A lot did. The sons who inherited jack $hit counted their losses and headed overseas.
Dante
whats a caste?
Suijen
^ it's like a ranking system in which one is born into. So if you're born a peasant, you stay a peasant no matter what. If you're a soldier, or gentry, or scholar, you stay in that position.
Dante
now that is gay, it would be kinda cool tho. Im gunna change that one day.
User1
Really interesting, and as I suspected, a lot of them are Ainu in origin:

from your first link:
QUOTE
The Ainu, the original inhabitants of Japan, sometimes fall under the burakumin umbrella along with prisoners of war, clandestine immigrants, Koreans, Filipinos and others like them.

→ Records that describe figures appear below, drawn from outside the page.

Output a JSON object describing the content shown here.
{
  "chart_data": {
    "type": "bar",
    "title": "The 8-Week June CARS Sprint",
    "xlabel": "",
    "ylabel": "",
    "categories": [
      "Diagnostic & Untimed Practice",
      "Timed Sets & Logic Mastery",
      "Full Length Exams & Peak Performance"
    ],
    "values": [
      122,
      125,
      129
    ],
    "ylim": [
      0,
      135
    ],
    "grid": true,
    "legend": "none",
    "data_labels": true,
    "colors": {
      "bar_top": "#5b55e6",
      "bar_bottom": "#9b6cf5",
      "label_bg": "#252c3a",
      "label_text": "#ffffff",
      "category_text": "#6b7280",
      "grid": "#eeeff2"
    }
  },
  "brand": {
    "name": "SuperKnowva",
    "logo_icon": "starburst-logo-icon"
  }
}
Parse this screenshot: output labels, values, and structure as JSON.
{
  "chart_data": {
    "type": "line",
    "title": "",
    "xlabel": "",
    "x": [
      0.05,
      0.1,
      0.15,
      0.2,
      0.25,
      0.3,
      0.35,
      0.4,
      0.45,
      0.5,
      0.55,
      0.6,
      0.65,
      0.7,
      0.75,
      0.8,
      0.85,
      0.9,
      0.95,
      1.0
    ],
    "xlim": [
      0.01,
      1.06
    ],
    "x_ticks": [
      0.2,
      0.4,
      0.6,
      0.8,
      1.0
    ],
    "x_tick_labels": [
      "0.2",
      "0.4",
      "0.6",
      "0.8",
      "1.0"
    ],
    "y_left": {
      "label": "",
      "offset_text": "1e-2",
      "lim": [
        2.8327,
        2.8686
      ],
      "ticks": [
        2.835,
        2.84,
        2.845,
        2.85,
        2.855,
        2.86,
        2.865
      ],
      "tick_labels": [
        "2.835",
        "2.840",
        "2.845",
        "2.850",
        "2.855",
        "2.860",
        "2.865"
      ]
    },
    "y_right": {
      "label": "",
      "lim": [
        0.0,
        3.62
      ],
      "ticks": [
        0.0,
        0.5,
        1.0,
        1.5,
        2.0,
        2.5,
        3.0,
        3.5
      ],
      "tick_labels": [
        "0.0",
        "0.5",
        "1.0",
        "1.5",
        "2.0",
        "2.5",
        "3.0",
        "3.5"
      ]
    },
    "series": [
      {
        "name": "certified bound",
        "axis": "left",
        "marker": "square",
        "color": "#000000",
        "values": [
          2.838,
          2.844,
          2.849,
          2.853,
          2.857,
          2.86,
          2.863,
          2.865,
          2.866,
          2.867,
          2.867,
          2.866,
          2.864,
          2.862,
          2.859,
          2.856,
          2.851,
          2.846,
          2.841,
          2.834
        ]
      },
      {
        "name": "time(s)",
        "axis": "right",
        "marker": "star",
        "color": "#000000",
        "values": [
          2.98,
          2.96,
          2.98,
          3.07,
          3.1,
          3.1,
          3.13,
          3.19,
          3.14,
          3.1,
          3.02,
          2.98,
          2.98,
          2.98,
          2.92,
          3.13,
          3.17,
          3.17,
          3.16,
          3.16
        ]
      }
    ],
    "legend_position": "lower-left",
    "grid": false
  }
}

The Ainu are ethnically, physically and culturally different than the Japanese majority. They are the native inhabitants of Japan; the people who are referred to as "Japanese" are actually the "Yamato Japanese". Some people accept the Ainu as being "primitive Japanese". Their genetic stock includes southeast Asian, Siberian and northeast Asian peoples. There are around 25,000 Ainu left, but not many of them are pure-blooded.

(They are also not Caucasians as some people have been led to believe. They are descended from the Jomon people who arrived before the Yayoi immigrants who became the Yamato Japanese, the Jomon forebearers coming to Japan about 15,000 years ago, the Yayoi immigrants entering around 300 BCE.)


These are true Ainu:
FrenchVanillaNYC



Shabba!



embarassedlaugh.gif
skat3r
I don't know what's so surprising?

After Japan surrendered the emperor and all the other facists still remained and thrived under post WW2 Japan and Americans couldn't give a $hit because they were fightring the cold war and they had to insure no leftist elements penetrated Japan but in doing so the racialist elements of Japanese society still remained and unchanged.